When the Pharisees asked Jesus when the Kingdom of God would come, Jesus replied ‘Behold, the Kingdom of God is in the midst of you’ (Luke 17:21b). It seems like a strange answer, and I think that’s kind of the point, because when you think about it the Pharisees’ question isn’t a very good one.
They’re watching Jesus go about interpreting the Scriptures and healing the sick, and talking about the Kingdom as if it hasn’t arrived yet.
They’re waiting for God to come and overthrow the Roman oppression, while Jesus is getting ready to overthrow the oppression of death itself.
And so, when they ask Jesus when the Kingdom of God is coming, Jesus turns around and responds, “I’m here!”.
The Kingdom of God was in their midst because Jesus, who gave life to all creation and who still holds it together today, had put on skin and bone and deigned to walk upon His earth which they inhabited. He read and interpreted the words of the Prophets which He had inspired in temples which they had built out of His stones. Jesus walked, talked, ate, slept and breathed the world which was His, and as He did he established His Kingdom among the people, proclaiming freedom for captives, forgiveness for debtors, health for the sick, life for the dead and love for the unloved.

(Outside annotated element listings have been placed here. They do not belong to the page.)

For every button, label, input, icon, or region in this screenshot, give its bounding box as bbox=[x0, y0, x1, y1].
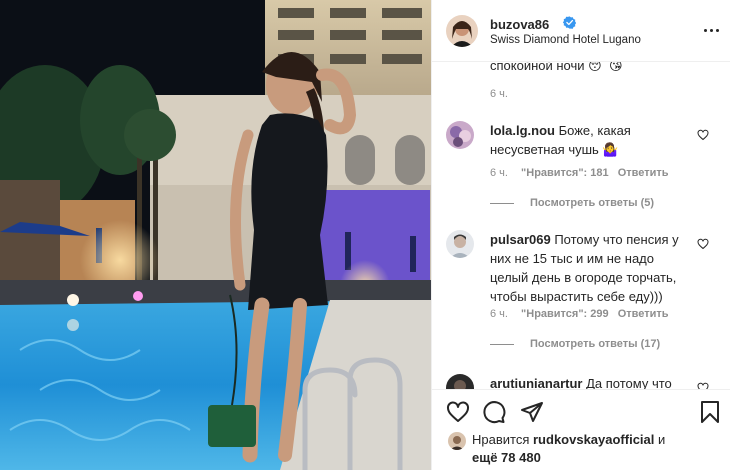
post-location[interactable]: Swiss Diamond Hotel Lugano bbox=[490, 34, 641, 46]
likes-count-link[interactable]: ещё 78 480 bbox=[472, 450, 541, 465]
more-options-icon[interactable] bbox=[703, 22, 719, 38]
comment-text: Да потому что bbox=[586, 376, 672, 389]
reply-button[interactable]: Ответить bbox=[618, 308, 669, 320]
view-replies-label: Посмотреть ответы (17) bbox=[530, 338, 661, 350]
comment-time[interactable]: 6 ч. bbox=[490, 308, 508, 320]
comment-username[interactable]: lola.lg.nou bbox=[490, 123, 555, 138]
post-header: buzova86 Swiss Diamond Hotel Lugano bbox=[432, 0, 730, 62]
comment-text: Боже, какая bbox=[558, 123, 631, 138]
comment-heart-icon[interactable] bbox=[697, 129, 709, 141]
likes-prefix: Нравится bbox=[472, 432, 530, 447]
comment-username[interactable]: arutiunianartur bbox=[490, 376, 582, 389]
post-actions-bar: Нравится rudkovskayaofficial и ещё 78 48… bbox=[432, 389, 730, 470]
post-photo[interactable] bbox=[0, 0, 431, 470]
comment-icon[interactable] bbox=[482, 400, 506, 424]
heart-icon[interactable] bbox=[446, 400, 470, 424]
comment-username[interactable]: pulsar069 bbox=[490, 232, 551, 247]
reply-button[interactable]: Ответить bbox=[618, 167, 669, 179]
verified-badge-icon bbox=[563, 16, 576, 29]
view-replies-label: Посмотреть ответы (5) bbox=[530, 197, 655, 209]
replies-divider bbox=[490, 343, 514, 345]
author-avatar[interactable] bbox=[446, 15, 478, 47]
comment-text: них не 15 тыс и им не надо bbox=[490, 251, 654, 266]
photo-image bbox=[0, 0, 431, 470]
liker-username[interactable]: rudkovskayaofficial bbox=[533, 432, 654, 447]
replies-divider bbox=[490, 202, 514, 204]
comments-list[interactable]: спокойной ночи 😴😘 6 ч. lola.lg.nou Боже,… bbox=[432, 62, 730, 389]
view-replies-button[interactable]: Посмотреть ответы (5) bbox=[490, 197, 654, 209]
bookmark-icon[interactable] bbox=[698, 400, 722, 424]
commenter-avatar[interactable] bbox=[446, 374, 474, 389]
comment-heart-icon[interactable] bbox=[697, 238, 709, 250]
commenter-avatar[interactable] bbox=[446, 121, 474, 149]
caption-time[interactable]: 6 ч. bbox=[490, 88, 508, 100]
comment-time[interactable]: 6 ч. bbox=[490, 167, 508, 179]
post-sidebar: buzova86 Swiss Diamond Hotel Lugano спок… bbox=[431, 0, 730, 470]
comment-likes[interactable]: "Нравится": 181 bbox=[521, 167, 609, 179]
liker-avatar[interactable] bbox=[448, 432, 466, 450]
view-replies-button[interactable]: Посмотреть ответы (17) bbox=[490, 338, 660, 350]
comment-likes[interactable]: "Нравится": 299 bbox=[521, 308, 609, 320]
author-username[interactable]: buzova86 bbox=[490, 17, 549, 32]
comment-text: целый день в огороде торчать, bbox=[490, 270, 677, 285]
likes-summary: Нравится rudkovskayaofficial и ещё 78 48… bbox=[472, 431, 722, 467]
commenter-avatar[interactable] bbox=[446, 230, 474, 258]
comment-text: несусветная чушь 🤷‍♀️ bbox=[490, 142, 619, 157]
caption-text: спокойной ночи 😴😘 bbox=[490, 62, 623, 73]
comment-text: чтобы вырастить себе еду))) bbox=[490, 289, 663, 304]
comment-heart-icon[interactable] bbox=[697, 382, 709, 389]
likes-and: и bbox=[658, 432, 666, 447]
paper-plane-icon[interactable] bbox=[520, 400, 544, 424]
comment-text: Потому что пенсия у bbox=[554, 232, 679, 247]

Eventually, the carriage we’re on empties entirely, so that it’s just the five of us left. With no one to disturb, we raise our voices in prayer and worship. As I open my mouth to sing and to pray, the sense of release is palpable. As a group, as a community, as His Church, we join together in worship, singing high the praises of our God and inviting Him to come and dwell in our city.
And as we do, Jesus is in the midst of us, sat alongside us in His subway, ready once again to establish His kingdom amongst us.”

Lal is a member of the Glasgow United prayer team, who seek to support churches in Glasgow to pray for their city and nation in unity. He leads ‘Project Wanderlust’, a missional project seeking to see a greater realisation of the Kingdom of God in gaming culture. He is also a student at the Scottish Baptist College and a graduate of the Forge Pioneer course.

Crystal Cryer originally hails from Oregon, but now claims Scotland as home. She is the National Coordinator for 24-7 Prayer Scotland. She is also a Networker for Prayer Spaces in Schools in Scotland and is part of the Discovery family in Dunbar, where she is based.